Luobu Zhaxi, vice director of the Tibetan Medical Center at the China Tibetology Research Center in Beijing, told the Global Times on Monday that the development of Tibetan medicine has seen great achievements in China. 

Photo: Global Times

China has 94 Tibetan medicine public hospitals, a monastery hospital and five higher education institutes for maintaining talent.

According to Article 21 of China's Constitution, the country "promotes modern medicine and traditional Chinese medicine."

Scientific approval

According to Luobu Zhaxi, previously Tibetan medicine lacked support from experimental data, which has been a barrier for it to work with modern medicine.

"People might think as Tibetan medicine uses minerals, so it is toxic," he said, "but minerals are just the ingredients. There is also the process to remove the toxin inside."

He noted that China is working on collecting experimental data and safely evaluating Tibetan medicine.

China is also working to standardize Tibetan medicine.

Scientists at the Northwest Institute of Plateau Biology under Chinese Academy of Sciences have produced standard samples for six ingredients used in Tibetan medicines, the Science and Technology Daily reported in July. A lab specialized on the standardization authentication in the institute has been approved.

More than 300 Tibetan medicines have been approved by the medicine administration department in China, among which some are included in the health care system, Luobu Zhaxi said.

A total of 40 companies together make an annual output value of 6.5 billion yuan (920 million) on producing Tibetan medicines, he said.

Companies that produce Tibetan medicines could enjoy tax benefits according to China's policies to develop Tibetan medicine.

Photo: Global Times

The Jinhe Tibetan medicine company in Northwest China's Qinghai Province has saved 15 million yuan thanks to the policy. The company used the money to upgrade its technology and buy two new automatic production lines. 

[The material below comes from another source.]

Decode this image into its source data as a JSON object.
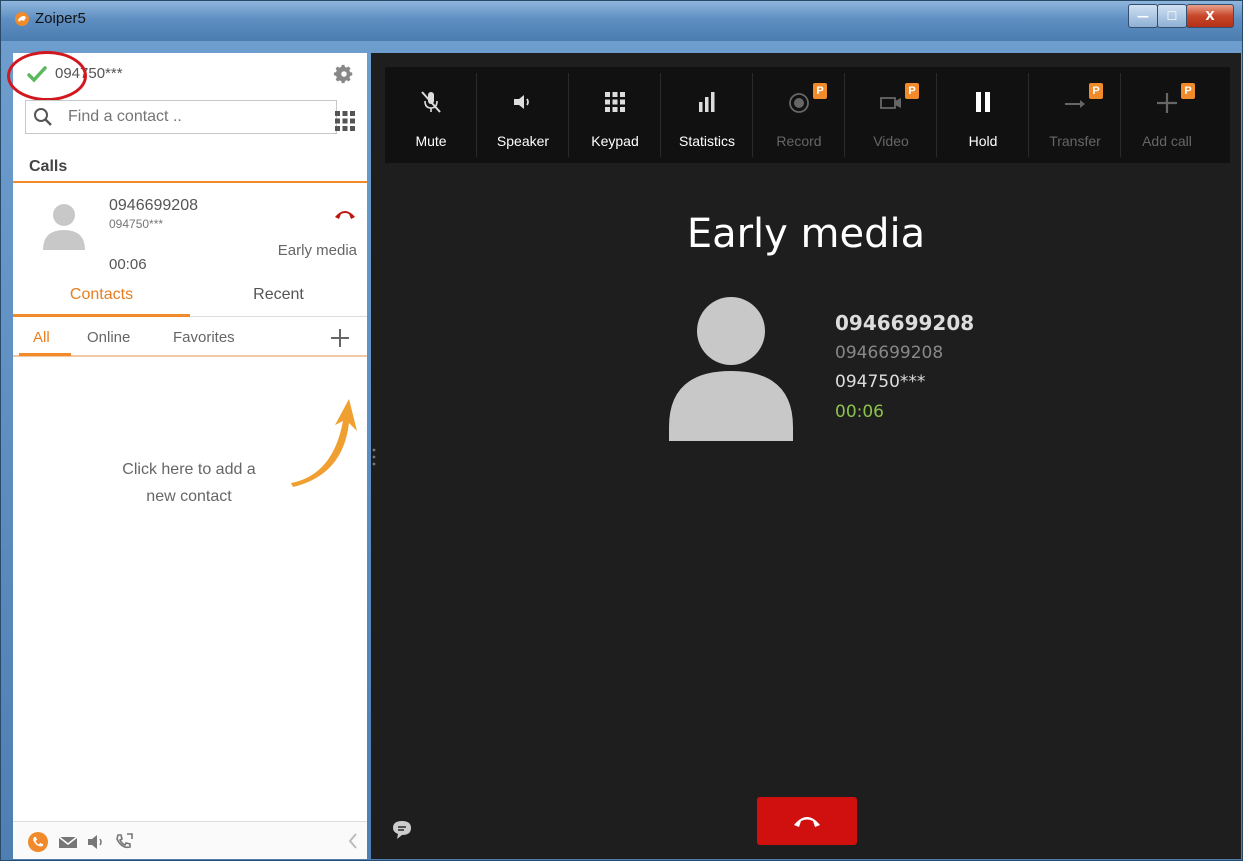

The Ganlu Company in Tibet Autonomous Region uses the 6 million yuan saved from taxes to increase employment, which also helps reduce poverty in Tibet.

India's attempt 

In an article titled "India, China spar over legacy of Tibetan medicinal system" by Press Trust of India (PTI) on Sunday, an anonymous Indian official said that "India has approached UNESCO, seeking the enlisting of the Sowa Rigpa as its intangible cultural heritage." 

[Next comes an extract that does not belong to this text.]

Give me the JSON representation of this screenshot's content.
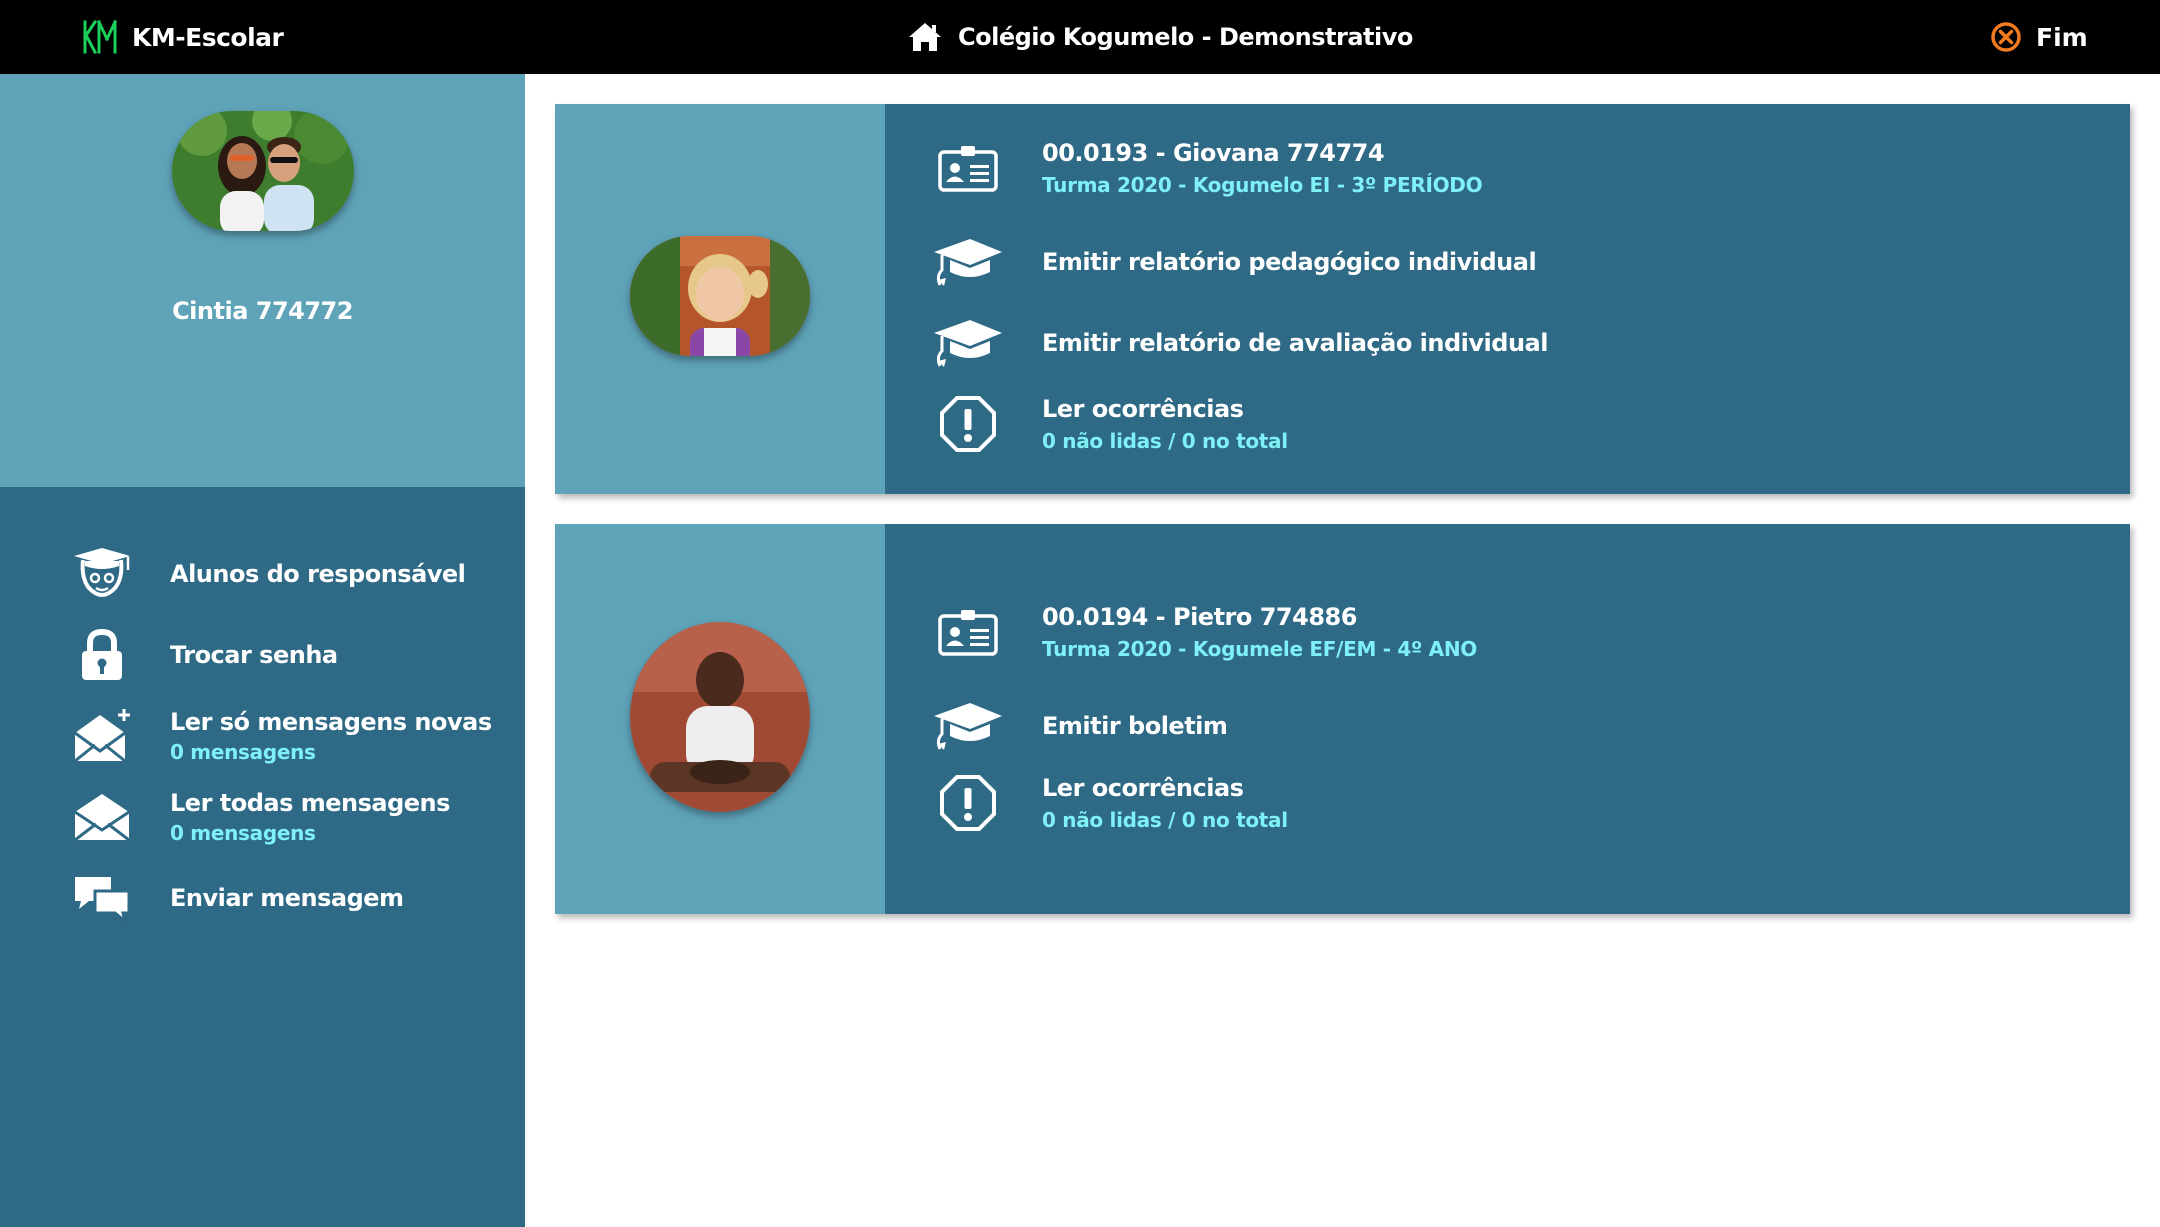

The official noted that India was "strongly pushing" the UNESCO application. The Ministry of Ayurveda, Yoga & Naturopathy, Unani, Siddha, Sowa Rigpa and Homoeopathy, has closely worked with the Ministry of External Affairs on the issue, according to PTI.

PTI reported that India's Union Cabinet on November 20 approved setting up a national institute for Sowa-Rigpa in Leh, Ladakh.

"India set the Tibetan medicine institute in Ladakh on purpose, so that India could assimilate the region in order to merge Ladakh into India," Hu Zhiyong, a research fellow at the institute of international relations of the Shanghai Academy of Social Sciences, told the Global Times on Tuesday.

"India has been hyping its work on Tibetan medicine," Hu said, adding that India wants to transfer its people's attention away from economic decline by worsening China-India relations.

On October 31, the Indian government announced the establishment of the Union Territory of Ladakh, which involves Chinese territory. 

"This is illegal, null and void," Chinese Foreign Ministry Spokesperson Geng Shuang said at that day's press conference. "It will neither change the fact that the relevant region is under China's actual control nor produce any effect."